Christ dans la maison de Marthe et Marie, Diego Vélasquez, National Gallery de Londres
Par Jean Loignon, Église protestante Unie de Loire-Atlantique
L’humanité de la rivalité entre ces deux sœurs recevant la visite de Jésus a assuré à ce récit tiré du seul Évangile de Luc (10, 38-42) une extrême notoriété théologique et artistique, mais sa concision l’a exposé au risque de questions multiples, dont les réponses sont probablement plus les nôtres que celles de Jésus.
Jésus en chemin avec ses disciples fait halte chez une dénommée Marthe, maîtresse des lieux, et sa sœur présumée cadette, Marie. La première va s’activer pour recevoir son hôte illustre, la seconde se contentant de l’écouter silencieusement « assise à ses pieds ». Devant cette inégalité des rôles, Marthe interpelle sans ménagement Jésus et le prie d’y remédier. Mais Jésus refuse d’entrer dans ce différend sororel et entérine la situation par des mots mêlant douceur mais aussi ambiguïté.
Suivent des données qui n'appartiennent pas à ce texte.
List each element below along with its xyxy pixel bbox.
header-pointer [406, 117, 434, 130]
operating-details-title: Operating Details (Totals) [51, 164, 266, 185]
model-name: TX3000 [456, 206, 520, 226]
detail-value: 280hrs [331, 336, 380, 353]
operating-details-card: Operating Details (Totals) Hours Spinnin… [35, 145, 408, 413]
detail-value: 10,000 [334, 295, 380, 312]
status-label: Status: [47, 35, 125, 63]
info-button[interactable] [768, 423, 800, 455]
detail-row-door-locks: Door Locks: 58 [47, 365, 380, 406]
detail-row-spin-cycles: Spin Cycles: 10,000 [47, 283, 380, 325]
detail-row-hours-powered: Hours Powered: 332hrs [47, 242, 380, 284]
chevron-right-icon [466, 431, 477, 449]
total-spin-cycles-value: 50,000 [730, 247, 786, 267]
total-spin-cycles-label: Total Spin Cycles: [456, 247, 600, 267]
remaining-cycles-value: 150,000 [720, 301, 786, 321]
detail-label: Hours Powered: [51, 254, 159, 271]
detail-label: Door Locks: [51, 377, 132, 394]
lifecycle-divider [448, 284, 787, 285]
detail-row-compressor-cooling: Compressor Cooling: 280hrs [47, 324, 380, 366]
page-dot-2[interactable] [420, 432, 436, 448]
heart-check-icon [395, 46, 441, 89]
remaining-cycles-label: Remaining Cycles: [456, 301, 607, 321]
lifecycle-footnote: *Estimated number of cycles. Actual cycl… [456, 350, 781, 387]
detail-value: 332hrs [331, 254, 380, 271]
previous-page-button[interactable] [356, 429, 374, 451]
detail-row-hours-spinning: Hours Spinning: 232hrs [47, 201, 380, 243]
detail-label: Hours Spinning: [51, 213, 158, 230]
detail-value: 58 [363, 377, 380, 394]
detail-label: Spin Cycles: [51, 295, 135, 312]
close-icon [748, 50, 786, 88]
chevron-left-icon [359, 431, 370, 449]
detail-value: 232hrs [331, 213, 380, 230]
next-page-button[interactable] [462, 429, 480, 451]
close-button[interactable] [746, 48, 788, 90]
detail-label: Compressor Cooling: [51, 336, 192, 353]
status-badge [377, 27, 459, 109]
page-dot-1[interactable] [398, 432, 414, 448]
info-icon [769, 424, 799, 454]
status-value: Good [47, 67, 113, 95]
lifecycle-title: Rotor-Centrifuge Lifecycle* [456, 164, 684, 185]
C’est ainsi qu’est née l’image d’une Marthe vouée aux tâches matérielles et d’une Marie choisissant l’écoute contemplative de la Parole : deux visages de la foi, qui vont traverser le vécu des Églises jusqu’à aujourd’hui. Avec une hiérarchisation des deux attitudes, Marie la spirituelle l’emportant sur Marthe l’activiste.
Quoiqu’en pensent les nombreux peintres qui se sont rassasiés du sujet, il n’est pas question de cuisine dans le texte évangélique mais de « service » (diaconie). Précédant le récit, la parabole du bon Samaritain a détaillé ce que pouvait être le service envers son prochain, bien au-delà des questions de cuisine.
Marthe reçoit Jésus entré seul – les disciples restent en dehors – sans la moindre présence masculine, au rebours de toutes les conventions sociales de l’époque. Cela suggère une relation déjà ancienne avec Marthe, à l’image de ces femmes aisées qui ont soutenu le ministère du Christ. Marthe, une disciple à part entière?
Comment servir Dieu ?
La relation fraternelle et sororelle est souvent conflictuelle dans la Bible : Caïn et Abel, Jacob et Esaü, Joseph et ses frères, mais aussi Léa et Rachel, qui durent partager un même mari, Jacob. Dans le cas de Marthe et de Marie, on sent une même volonté de plaire à Dieu mais par des voies différentes. On sait, dans le cas de Caïn, à quelle extrémité l’a conduit la préférence de Dieu pour les offrandes d’Abel. Cette référence donne une touche d’anxiété au récit de Luc qui pose cette question infinie : mon attitude est-elle celle qui assurera mon salut?
Saint Jérôme traduit dans la Vulgate latine la réponse de Jésus : Marie a choisi la meilleure part, interprétant librement la bonne part du texte grec, fixant ainsi durablement dans le catholicisme la supériorité de la foi contemplative sur la foi engagée dans l’action. D’autres Pères de l’Église ont réhabilité l’attitude de Marthe, peut-être aussi pour mieux cantonner les femmes dans des rôles dictés par le patriarcat ecclésial… Mais Jésus n’a pas reproché l’activisme de Marthe, mais en a seulement et gentiment souligné le risque de débordement. Était-ce à ses yeux la « bonne part » de Marthe, comme Marie avait choisi la sienne, celle qui lui ressemblait ?
Rien n’est dit des réactions des deux sœurs. Mais l’Évangile de Jean nous les montrera, unies et solidaires dans la détresse de la mort de leur frère Lazare. Et là, la plus croyante n’est pas celle… (Jn 11, 27)
Cet article s’est nourri du cycle de Théovie consacré aux femmes du Nouveau Testament.